The Saskatchewan government is committing $15 million to the Vaccine and Infectious Disease Organization in Saskatoon to support further pandemic research.
“The place that should happen is right here in Saskatchewan, at VIDO-InterVac in Saskatoon,” Moe said Tuesday in a statement.
“VIDO has made world-first breakthroughs and achieved significant momentum in vaccine and disease research, most recently with COVID-19 vaccine development, and this new facility will strengthen their position as Canada’s Centre for Pandemic Research.”
However, Moe said provincial funding is contingent on the federal government committing funds to the project.
Moe said he has written a letter to the federal government supporting VIDO’s request for $45 million for the project.
The City of Saskatoon has committed $250,000 to the $65-million project — contingent on federal and provincial funding. The project has also received funding from private donors.
VIDO director Dr. Volker Gerdts said Canada needs the infrastructure to deal with infectious diseases.

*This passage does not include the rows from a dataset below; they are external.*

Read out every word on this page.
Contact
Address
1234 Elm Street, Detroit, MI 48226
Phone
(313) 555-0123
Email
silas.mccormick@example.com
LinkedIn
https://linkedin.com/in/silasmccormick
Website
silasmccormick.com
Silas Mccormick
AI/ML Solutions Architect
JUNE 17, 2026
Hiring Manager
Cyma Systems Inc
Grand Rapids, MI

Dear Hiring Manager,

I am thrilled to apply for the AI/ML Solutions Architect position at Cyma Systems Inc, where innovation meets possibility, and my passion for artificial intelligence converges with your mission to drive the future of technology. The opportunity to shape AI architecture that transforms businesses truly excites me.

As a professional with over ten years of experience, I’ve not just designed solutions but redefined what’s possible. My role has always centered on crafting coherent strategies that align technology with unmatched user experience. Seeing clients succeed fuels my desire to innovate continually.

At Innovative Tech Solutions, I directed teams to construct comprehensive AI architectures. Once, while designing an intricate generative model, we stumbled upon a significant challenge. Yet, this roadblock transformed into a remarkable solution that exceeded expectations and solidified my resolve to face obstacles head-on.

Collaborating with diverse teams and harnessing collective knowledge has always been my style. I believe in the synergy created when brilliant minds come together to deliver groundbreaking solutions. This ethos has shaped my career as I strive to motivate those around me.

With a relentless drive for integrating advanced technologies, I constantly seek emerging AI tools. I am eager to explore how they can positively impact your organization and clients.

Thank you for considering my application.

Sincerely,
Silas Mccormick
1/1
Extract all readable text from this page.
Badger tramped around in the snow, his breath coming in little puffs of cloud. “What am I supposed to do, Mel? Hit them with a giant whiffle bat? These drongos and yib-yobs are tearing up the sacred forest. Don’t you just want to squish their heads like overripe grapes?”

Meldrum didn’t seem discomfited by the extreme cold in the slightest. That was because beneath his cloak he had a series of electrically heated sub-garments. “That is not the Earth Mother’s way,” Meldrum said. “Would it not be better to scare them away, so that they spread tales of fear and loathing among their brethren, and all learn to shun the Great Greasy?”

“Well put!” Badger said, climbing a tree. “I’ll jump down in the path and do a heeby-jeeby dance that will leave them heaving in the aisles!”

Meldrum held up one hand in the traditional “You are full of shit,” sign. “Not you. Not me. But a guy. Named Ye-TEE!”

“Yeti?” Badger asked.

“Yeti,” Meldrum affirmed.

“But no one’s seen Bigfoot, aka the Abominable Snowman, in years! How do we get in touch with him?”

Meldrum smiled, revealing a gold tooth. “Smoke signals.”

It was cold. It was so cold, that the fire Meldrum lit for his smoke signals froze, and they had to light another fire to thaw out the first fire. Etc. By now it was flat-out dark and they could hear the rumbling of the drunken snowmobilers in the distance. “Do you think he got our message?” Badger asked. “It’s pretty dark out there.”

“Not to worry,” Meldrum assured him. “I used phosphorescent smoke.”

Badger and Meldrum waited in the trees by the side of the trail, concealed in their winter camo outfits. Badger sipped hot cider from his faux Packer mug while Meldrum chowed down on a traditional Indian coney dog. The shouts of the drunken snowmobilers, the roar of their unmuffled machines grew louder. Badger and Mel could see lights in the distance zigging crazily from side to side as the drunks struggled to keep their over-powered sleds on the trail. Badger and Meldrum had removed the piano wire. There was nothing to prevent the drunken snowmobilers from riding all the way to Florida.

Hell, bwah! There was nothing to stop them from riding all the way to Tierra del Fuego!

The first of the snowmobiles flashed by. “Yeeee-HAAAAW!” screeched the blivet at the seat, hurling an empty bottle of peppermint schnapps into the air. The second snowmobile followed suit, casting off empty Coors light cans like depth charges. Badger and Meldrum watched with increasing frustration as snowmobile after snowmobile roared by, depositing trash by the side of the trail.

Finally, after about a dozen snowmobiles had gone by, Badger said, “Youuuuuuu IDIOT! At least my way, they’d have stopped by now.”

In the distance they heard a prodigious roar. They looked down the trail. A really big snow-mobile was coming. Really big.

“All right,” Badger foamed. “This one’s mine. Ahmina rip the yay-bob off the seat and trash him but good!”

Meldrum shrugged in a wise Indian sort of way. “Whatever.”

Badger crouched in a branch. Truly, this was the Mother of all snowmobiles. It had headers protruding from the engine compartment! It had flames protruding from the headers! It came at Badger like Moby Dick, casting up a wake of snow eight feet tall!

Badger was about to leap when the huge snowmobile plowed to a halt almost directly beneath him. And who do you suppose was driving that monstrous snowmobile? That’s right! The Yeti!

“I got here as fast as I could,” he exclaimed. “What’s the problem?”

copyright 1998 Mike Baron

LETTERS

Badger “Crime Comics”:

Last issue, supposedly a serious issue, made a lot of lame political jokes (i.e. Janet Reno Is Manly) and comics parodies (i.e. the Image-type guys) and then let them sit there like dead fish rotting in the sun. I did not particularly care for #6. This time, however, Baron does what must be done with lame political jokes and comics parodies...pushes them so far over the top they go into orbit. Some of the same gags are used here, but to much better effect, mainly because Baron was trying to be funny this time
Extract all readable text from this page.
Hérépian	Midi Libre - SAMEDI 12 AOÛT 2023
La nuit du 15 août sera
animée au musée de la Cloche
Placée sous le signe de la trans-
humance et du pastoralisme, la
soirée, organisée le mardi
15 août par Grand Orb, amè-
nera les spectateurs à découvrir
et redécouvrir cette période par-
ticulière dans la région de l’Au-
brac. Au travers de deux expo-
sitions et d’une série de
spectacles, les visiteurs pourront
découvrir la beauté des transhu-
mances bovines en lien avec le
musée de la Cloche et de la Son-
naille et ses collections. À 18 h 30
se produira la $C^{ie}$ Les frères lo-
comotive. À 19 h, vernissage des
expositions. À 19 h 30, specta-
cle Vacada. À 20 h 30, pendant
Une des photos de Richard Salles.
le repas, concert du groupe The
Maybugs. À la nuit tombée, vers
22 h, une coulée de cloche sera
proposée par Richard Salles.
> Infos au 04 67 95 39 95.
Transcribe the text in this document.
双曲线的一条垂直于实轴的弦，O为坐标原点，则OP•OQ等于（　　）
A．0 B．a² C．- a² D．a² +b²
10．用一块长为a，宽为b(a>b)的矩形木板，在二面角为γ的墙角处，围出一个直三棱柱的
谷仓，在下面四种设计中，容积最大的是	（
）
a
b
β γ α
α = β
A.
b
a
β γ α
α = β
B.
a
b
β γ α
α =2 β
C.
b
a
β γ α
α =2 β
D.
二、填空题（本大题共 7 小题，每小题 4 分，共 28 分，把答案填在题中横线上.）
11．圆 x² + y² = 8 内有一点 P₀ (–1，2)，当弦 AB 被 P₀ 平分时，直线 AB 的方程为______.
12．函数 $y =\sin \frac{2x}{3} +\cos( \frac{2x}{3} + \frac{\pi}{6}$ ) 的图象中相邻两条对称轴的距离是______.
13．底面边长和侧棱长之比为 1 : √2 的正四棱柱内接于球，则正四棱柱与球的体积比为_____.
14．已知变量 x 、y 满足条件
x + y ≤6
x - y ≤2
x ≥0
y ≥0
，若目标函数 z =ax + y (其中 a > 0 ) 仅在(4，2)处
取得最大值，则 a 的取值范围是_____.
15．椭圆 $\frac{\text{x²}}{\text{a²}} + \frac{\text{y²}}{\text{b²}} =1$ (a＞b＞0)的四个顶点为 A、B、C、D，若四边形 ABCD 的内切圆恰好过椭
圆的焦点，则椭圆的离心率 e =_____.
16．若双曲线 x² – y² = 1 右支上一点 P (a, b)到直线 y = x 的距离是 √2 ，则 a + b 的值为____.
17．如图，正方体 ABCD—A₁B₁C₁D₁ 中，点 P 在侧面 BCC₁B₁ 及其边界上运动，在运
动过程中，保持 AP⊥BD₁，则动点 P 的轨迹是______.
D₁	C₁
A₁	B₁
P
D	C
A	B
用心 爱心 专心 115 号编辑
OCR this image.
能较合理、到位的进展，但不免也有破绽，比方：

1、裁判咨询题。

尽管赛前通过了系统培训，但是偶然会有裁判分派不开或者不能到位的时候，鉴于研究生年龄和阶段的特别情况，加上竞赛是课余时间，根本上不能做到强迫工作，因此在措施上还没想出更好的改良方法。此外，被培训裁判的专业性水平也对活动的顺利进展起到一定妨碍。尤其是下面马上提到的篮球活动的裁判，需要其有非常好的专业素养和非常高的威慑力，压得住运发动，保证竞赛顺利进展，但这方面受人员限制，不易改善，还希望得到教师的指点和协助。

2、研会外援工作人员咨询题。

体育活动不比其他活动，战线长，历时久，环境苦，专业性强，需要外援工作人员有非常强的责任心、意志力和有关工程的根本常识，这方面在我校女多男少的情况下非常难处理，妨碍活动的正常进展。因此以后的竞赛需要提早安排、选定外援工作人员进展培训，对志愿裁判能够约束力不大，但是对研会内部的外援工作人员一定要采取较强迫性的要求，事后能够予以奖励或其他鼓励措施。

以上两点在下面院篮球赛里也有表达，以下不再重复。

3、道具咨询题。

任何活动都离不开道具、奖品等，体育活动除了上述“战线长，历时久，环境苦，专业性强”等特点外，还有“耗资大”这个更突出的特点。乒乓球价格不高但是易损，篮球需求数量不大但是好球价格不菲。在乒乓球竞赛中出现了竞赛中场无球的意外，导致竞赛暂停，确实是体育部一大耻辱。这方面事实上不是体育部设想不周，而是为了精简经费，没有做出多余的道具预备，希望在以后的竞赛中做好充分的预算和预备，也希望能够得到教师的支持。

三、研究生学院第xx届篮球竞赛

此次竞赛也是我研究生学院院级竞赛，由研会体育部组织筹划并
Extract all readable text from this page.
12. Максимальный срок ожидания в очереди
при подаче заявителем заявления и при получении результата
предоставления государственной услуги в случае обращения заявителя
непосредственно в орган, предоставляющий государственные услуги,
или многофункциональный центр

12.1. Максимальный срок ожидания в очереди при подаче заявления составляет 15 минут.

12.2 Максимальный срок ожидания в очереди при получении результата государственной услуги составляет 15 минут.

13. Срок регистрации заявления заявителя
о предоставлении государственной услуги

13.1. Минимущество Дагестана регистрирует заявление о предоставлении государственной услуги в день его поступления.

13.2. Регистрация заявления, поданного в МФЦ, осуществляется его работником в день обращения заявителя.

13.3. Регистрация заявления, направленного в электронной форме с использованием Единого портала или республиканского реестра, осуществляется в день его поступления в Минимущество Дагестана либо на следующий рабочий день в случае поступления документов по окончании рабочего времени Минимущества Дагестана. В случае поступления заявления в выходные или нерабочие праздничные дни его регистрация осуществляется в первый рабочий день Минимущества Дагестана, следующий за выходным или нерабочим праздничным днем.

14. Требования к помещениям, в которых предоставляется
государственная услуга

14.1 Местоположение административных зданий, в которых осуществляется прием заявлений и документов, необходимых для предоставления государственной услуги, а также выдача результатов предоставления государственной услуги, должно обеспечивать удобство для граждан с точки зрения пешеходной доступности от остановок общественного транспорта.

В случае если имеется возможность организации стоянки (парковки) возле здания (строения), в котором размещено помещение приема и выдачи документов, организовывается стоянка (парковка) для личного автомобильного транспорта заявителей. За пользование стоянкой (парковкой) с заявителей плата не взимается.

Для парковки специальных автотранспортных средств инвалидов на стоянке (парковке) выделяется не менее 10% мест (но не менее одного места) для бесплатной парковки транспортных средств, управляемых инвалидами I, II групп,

“This support from the government of Saskatchewan is critical in strengthening VIDO’s position as a National Centre focused on pandemic research and preparedness,” Gerdts said in a statement.
“The investment will help ensure the necessary infrastructure is in place to protect Canadians from future emerging infectious diseases.”
If the project goes ahead, VIDO will upgrade to a Level 4 containment facility, the highest level possible.
VIDO says it has existing lab space that can easily be upgraded to meet Level 4 containment requirements.
The only Level 4 facility currently in Canada is the National Microbiology Lab in Winnipeg.
VIDO said the funding will also allow it to become a world leader in vaccine distribution, with the ability to produce between 20 and 40 million doses a year depending on the complexities of the vaccine.
Clinical trials for a COVID-19 vaccine candidate developed at VIDO got underway on Feb. 10 when the first of 108 healthy adult volunteers received injections in Halifax.
The placebo-controlled study at the Canadian Center for Vaccinology in Halifax will administer two doses to each volunteer, 28 days apart.
Dubbed COVAC-2, it’s the first of two subunit vaccines by VIDO to enter clinical testing. Subunit vaccines contain purified viral proteins that are not infectious, and employ technology already used in vaccines for hepatitis, diphtheria and whooping cough.